July Employment Report Preview
Friday's employment situation report once again is the focus of the financial markets. Last month the question was whether we would break through the bottom of the perceived trading range. This month's rally has taken us to the 200-day moving average, which many see as the top of the range.
Corporate earnings have been excellent, but there is continuing skepticism about economic growth. Since everyone agrees about the importance of jobs, the monthly employment situation report looms large.
As I have often said in recent months, we should not be expecting much from tomorrow's report.
Let me start with some background on my approach.
Our Own Estimate
The non-farm payroll report is based upon a monthly survey, attempting to estimate all of the jobs for the week including the 12th of the month. Each month my team asks the question, "What change in payroll employment would be consistent with other economic data from the same time period (the week including the 12th of the prior month)?

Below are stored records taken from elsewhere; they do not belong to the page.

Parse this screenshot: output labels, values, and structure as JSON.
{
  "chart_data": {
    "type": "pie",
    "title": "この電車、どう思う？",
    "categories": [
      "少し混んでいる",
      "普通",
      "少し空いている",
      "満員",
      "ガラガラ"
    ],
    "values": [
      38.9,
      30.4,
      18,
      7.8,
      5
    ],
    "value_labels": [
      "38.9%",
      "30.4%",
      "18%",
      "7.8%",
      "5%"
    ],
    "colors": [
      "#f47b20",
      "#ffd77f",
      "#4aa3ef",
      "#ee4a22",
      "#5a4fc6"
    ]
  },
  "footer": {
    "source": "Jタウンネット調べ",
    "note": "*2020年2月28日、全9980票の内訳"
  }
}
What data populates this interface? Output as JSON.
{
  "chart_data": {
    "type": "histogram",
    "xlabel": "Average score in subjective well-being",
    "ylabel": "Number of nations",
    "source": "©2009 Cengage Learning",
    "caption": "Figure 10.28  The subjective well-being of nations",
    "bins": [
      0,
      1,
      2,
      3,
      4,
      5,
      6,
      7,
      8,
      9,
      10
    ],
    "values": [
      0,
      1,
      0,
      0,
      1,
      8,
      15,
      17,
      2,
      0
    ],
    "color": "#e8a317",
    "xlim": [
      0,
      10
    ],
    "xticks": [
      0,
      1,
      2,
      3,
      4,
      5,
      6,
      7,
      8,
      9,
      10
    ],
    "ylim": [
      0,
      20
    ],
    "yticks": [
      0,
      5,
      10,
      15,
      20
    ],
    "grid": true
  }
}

This is not a forecast, per se, since we do not posit any causal relationship among these variables. They are all concurrent indicators of economic activity.
- We use the four-week moving average of initial unemployment claims, culminating in the week of the employment survey. This is the best direct indicator of new job losses. This has declined a bit — 457K versus 464K last month.
- We look at the University of Michigan sentiment survey, which we find to be more useful than the Conference Board's sentiment index. Michigan uses a panel, where some families are carried over from month to month. This is a good technique. Sentiment is influenced by employment. When people have lost jobs they are worried, it shows up in sentiment. It is a good concurrent indicator. The Michigan index plummeted last month to is now at 67.8, down from 76.0 last month.
- We use the ISM manufacturing index. This is 55.5, down slightly from 56.2 last month. This is the most bullish of the various indicators.
Our long-term record has been very good, especially when compared to the final revised data. This makes sense because our model was derived from the final data. Our approach also makes logical sense, because it involves some factors related to jobs lost, and some related to job creation.
Based upon the data, our estimate is for a loss of over 80K jobs. This should be adjusted by whatever the BLS announces as the census effect, expected to be something like 75K jobs. Briefly put, I think we could have a very poor report.
Readers should keep in mind that the preliminary reports have been running "hot" by about 100K jobs, a problem I discussed in this article. You must also keep in mind that the BLS estimate has a 90% confidence interval (just for sampling error) of+/- 100K jobs. Even if tomorrow's report seems good, I am suspicious because of the weak nature of the other economic data.
It is always interesting to compare the job forecasts from different sources. We follow several because of the widely varying methods they use. A wise interpretation would be to consider all of these disparate sources of information.
All of us are dealing with unusual circumstances because of the census hiring and later layoffs. This is not something that fits nicely into a model. The various forecasts should all be interpreted within that framework.
ADP has proprietary data because of its payroll management business. Looking only at private sector jobs — no government, no census effect, ADP sees gains of 42,000 jobs.
TrimTabs has another valuable approach — tax deposits. Their forecast is a private sector gain of 70K with census losses of 75K.
Briefing.com cites the consensus as a loss of 87K and their own forecast is a loss of 100K (before census adjustments.)
To summarize briefly, the market incorrectly focuses on predicting the BLS preliminary estimate — including the 100K confidence interval, the seasonal adjustments, and the benchmark revisions. I am probably the strongest supporter of BLS methodology and integrity, but I still see their approach as only one method out of many.
Jobs data is so important — and we are all so interested — that we seize upon whatever information we have, even when we know the limitations.
I am not specifically trading around the number this month. Given all of the other economic data, it is hard to believe that we will have brisk job growth. My guess is that other market participants will see this the same way. In fact, the market may not actually be expecting very much.
The combination of natural economic forces and government stimulus have not yet generated significant net job gains.